Analitycy próbują obliczać skalę zakupów na różne sposoby. Jedni biorą pod uwagę eksport złota z Wielkiej Brytanii do Chin, bo duże sztaby preferowane przez banki centralne przechodzą właśnie przez Londyn. Inni analizują różnicę między chińską produkcją złota, importami netto a zakupami detalicznymi i zmianami w bilansach banków komercyjnych. Plenum Research szacuje tę lukę na ponad 1350 ton w 2023 r. i niemal tyle samo rok wcześniej, czyli wielokrotność oficjalnie publikowanych wartości.
Czytaj więcej w Bizblogu o rynku złota
Obraz dodatkowo komplikuje fakt, że złoto kupuje w Chinach nie tylko bank centralny, ale też fundusz majątkowy CIC, wojsko i państwowe instytucje finansowe. Żadna z tych instytucji nie musi raportować swoich działań w czasie rzeczywistym.
Złoto jako narzędzie polityki i dyplomacji
Wzrost znaczenia złota to trend globalny, nie tylko chiński. Z danych World Gold Council wynika, że udział kruszcu w rezerwach banków centralnych poza USA wzrósł w dekadę z 10 do 26 proc., co czyni złoto drugim najważniejszym aktywem rezerwowym świata.
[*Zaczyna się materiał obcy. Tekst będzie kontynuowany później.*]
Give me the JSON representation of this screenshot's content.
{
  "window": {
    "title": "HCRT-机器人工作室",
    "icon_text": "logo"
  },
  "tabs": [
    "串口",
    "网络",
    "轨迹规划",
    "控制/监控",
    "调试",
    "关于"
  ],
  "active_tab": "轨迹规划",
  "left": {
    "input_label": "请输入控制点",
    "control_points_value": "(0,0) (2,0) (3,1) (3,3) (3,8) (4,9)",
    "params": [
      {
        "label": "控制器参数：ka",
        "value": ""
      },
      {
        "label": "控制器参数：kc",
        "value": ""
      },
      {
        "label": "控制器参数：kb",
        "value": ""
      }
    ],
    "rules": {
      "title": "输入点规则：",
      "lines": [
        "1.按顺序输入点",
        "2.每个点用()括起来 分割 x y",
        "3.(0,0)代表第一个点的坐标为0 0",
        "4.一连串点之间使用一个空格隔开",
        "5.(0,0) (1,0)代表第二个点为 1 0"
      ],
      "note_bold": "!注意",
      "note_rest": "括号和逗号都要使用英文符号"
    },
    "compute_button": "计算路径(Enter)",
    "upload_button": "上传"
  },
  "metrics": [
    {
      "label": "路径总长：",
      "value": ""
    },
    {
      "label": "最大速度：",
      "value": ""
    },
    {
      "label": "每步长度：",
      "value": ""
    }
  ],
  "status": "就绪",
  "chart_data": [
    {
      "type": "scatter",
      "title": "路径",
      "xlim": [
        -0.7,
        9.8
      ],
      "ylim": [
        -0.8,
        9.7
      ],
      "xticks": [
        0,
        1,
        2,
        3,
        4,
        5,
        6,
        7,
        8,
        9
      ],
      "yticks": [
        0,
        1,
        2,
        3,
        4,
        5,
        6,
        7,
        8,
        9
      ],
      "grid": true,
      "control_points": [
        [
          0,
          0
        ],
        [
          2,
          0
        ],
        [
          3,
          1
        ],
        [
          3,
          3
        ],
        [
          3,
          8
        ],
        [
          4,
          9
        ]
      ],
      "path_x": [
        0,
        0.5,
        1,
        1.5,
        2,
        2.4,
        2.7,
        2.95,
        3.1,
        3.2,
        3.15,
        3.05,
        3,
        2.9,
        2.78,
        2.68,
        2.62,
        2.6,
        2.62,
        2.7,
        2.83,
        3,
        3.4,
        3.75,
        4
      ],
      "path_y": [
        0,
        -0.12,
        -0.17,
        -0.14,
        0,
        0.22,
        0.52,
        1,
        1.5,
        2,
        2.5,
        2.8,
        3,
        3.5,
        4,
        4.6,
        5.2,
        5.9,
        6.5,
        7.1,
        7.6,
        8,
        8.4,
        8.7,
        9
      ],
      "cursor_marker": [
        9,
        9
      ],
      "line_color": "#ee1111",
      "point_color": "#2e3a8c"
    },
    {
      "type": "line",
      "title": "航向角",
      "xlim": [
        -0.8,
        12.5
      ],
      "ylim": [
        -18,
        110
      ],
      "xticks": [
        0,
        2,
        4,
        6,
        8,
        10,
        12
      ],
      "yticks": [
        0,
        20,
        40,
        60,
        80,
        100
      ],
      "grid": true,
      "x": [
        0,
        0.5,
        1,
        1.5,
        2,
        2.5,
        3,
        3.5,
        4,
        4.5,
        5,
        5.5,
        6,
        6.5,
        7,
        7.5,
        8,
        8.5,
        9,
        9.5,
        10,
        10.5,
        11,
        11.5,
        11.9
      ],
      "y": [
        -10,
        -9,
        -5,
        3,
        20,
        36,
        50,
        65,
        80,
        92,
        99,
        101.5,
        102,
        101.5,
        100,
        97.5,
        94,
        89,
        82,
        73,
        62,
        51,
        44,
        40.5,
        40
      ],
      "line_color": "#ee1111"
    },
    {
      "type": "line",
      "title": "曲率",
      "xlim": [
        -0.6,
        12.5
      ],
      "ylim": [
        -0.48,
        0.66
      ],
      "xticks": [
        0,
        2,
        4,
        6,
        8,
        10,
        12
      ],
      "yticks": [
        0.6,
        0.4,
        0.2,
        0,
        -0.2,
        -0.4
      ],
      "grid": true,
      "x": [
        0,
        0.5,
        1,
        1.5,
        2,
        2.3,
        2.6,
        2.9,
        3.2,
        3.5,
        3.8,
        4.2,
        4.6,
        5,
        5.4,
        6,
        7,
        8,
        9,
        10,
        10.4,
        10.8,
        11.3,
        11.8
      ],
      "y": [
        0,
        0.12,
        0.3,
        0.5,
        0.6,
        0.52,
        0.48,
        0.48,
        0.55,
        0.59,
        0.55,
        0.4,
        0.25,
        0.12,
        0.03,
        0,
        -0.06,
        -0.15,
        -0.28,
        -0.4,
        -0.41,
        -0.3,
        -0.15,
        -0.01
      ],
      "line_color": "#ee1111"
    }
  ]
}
„FT” podkreśla, że Pekin wykorzystuje złoto także jako narzędzie wpływu. Chiny proponują krajom rozwijającym się, by trzymały swoje rezerwy w chińskich sejfach. Kambodża zgodziła się już przechowywać część złota w depozycie w Shenzhen, opłacając zakupy w renminbi. To element szerszej strategii budowania finansowej autonomii regionu wokół Chin.
Ale podstawowe pytanie pozostaje bez odpowiedzi: ile naprawdę złota skupił Pekin?
Ostatecznie to nie do ustalenia – mówi Adrian Ash z BullionVault.
I ta niepewność jest dziś jednym z głównych czynników napędzających hossę.